Introduction
Jensen Tire & Auto is experiencing a decline in performance. The company embarked on cost cutting strategy as a way to improve the bottom line. One cost that the company is targeting is the maintenance cost of its own machine. The two options that are available are either buying a maintenance contract for its machine or maintaining their own machine. The purchase price of the contract is estimated at $5,000 per annum. Thus, various statistical analyses will be used to evaluate the two options and recommend whether the company should purchase the contract or not.
Analysis
Chart 1 shows the scatter diagram for annual maintenance expense and weekly usage. The points on the diagram tend to slope upwards. This implies that there is a positive linear relationship between the two variables. Regression results are contained in Table 1. The results show that there is a weak positive correlation (0.4551) between the two variables. It implies that they move in the same direction. Thus, if one variable increases, then the other variable will also increase. Since there is only one explanatory variable, a simple regression model will be used. The regression equation will take the form presented below.
Y = a + bX
Where;
Y = annual maintenance expense
X = usage hours
Based on the results, the regression equation will be Y = 22.47 + 0.496X. The intercept value of 22.47 has no significant economic interpretation. It captures the omitted variables. The coefficient value is +0.496. The sign shows that there is a positive relationship between annual maintenance expense and the weekly usage. The value of 0.496 is the amount by which the annual maintenance expense will increase if weekly usage increases by one unit. The value of the coefficient of determination (R-square), a measure of goodness of fit, is 0.2071. It implies that the weekly usage explains only 0.2071 of the variations in annual maintenance expenses. Thus, weekly usage is a weak explanatory variable.
The significance of the explanatory variable can be evaluated using t-test. The t-statistics for weekly usage is 2.7047, while the corresponding p-value is 0.0115. The p-value is less than the significance level of 0.05. It implies that weekly usage is a significant determinant of annual maintenance expense. The results of ANOVA will be used to analyze the significance of the overall regression line. The F-statistic is 7.32, while significance F is 0.0115. This value is lower than the significance level of 0.05. This implies that the overall regression line is significant at the 95% confidence level. Thus, the regression is significant and can be used for further analysis (Black 141).

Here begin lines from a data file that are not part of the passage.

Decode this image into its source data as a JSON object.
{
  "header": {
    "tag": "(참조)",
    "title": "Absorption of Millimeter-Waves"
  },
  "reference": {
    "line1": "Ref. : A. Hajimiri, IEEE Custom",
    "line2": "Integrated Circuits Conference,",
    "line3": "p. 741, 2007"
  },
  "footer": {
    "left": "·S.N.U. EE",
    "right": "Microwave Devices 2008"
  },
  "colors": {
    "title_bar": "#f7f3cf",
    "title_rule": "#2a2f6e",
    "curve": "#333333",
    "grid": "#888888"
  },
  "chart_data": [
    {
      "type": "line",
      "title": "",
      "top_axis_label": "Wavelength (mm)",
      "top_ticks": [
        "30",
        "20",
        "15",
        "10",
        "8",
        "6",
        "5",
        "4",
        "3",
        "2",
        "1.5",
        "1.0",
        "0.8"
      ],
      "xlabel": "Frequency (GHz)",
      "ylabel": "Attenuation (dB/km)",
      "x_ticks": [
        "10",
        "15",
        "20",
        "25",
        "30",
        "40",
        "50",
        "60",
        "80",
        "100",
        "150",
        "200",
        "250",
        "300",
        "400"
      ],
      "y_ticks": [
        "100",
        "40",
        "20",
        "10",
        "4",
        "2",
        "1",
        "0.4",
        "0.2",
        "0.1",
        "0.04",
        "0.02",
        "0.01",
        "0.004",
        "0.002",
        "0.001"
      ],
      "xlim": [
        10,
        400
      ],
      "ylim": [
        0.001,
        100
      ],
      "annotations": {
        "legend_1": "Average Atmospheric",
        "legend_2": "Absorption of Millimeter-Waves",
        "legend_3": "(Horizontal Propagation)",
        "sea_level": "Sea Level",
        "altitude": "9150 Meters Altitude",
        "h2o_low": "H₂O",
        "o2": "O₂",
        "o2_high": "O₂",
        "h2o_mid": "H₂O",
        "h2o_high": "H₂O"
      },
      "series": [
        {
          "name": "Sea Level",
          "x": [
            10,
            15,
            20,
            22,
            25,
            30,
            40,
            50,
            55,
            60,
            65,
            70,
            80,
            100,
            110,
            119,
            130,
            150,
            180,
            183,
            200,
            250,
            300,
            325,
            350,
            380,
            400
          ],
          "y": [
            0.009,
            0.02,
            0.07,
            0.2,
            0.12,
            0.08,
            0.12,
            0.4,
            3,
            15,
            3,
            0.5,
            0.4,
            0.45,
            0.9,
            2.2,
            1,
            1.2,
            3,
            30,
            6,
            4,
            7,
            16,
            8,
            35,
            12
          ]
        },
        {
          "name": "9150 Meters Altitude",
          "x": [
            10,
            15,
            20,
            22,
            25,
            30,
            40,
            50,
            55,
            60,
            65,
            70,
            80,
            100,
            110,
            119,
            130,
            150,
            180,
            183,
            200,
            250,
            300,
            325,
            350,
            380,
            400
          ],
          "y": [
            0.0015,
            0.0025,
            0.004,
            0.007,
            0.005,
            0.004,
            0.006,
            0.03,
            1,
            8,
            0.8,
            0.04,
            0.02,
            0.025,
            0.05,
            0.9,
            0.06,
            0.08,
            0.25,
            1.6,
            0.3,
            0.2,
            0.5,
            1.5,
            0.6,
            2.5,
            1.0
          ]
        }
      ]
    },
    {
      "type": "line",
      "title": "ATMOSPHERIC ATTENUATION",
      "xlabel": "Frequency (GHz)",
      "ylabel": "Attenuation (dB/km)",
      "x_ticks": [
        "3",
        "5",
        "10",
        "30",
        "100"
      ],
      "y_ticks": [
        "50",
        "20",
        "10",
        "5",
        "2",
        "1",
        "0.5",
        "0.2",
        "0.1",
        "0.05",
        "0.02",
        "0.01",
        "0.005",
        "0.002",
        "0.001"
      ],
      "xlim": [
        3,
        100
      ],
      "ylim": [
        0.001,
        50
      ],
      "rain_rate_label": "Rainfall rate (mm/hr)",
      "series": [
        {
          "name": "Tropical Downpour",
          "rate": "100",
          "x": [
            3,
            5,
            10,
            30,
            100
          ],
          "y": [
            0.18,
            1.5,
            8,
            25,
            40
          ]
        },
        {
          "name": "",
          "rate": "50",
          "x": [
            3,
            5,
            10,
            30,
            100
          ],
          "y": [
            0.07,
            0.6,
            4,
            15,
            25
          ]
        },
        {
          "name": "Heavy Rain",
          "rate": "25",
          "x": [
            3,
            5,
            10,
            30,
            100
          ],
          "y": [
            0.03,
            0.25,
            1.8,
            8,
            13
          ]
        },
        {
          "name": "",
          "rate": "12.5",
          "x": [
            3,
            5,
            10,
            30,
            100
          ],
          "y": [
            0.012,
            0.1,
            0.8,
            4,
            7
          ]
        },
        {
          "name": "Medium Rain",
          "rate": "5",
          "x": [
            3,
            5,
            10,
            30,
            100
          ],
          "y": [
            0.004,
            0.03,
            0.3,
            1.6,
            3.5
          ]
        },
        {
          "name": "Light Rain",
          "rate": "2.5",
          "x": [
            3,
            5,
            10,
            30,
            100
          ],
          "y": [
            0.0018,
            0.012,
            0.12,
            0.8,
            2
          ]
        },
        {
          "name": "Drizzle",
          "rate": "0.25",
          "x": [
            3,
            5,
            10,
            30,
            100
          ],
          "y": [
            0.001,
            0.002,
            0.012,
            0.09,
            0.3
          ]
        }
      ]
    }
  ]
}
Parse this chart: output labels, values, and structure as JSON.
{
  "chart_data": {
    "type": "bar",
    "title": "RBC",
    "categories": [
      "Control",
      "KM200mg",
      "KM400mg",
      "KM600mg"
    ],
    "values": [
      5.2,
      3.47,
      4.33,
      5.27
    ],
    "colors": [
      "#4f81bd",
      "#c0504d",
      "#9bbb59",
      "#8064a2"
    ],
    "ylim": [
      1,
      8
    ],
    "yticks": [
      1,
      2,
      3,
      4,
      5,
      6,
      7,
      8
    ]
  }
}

The calculations of confidence interval show that there is a 95% chance that the annual maintenance fees will fall between 2,990 and 3,640. The contract price of 5,000 is higher than the upper limit of the annual maintenance fees. Therefore, purchasing the contract will be expensive (Fraser 239).
Recommendations
The company should not purchase the contract because it will be more expensive than the current arrangement. Secondly, the weekly usage hours do not explain significant variations in annual maintenance fees. Therefore, other cost drivers such as machine hours can be used to estimate the fees.
Table 1: Regression Output.
Confidence and Prediction Interval
Average annual maintenance fee = 3,310
95% confidence interval corresponds to 5% alpha
= Ẋ ± Zs√n
= 33.1 ± 3.24
Upper limit = 3,640
Lower limit = 2,990
2,990 ≤ Ẋ ≤ 3,640
Works Cited
Black, Ken. Business Statistics, Binder Ready Version: For Contemporary Decision Making. John Wiley & Sons Ltd, 2013.
Fraser, Cynthia. Business Statistics for Competitive Advantage with Excel 2010: Basics, Model Building, and Cases. Springer Science and Business Media LLC, 2012.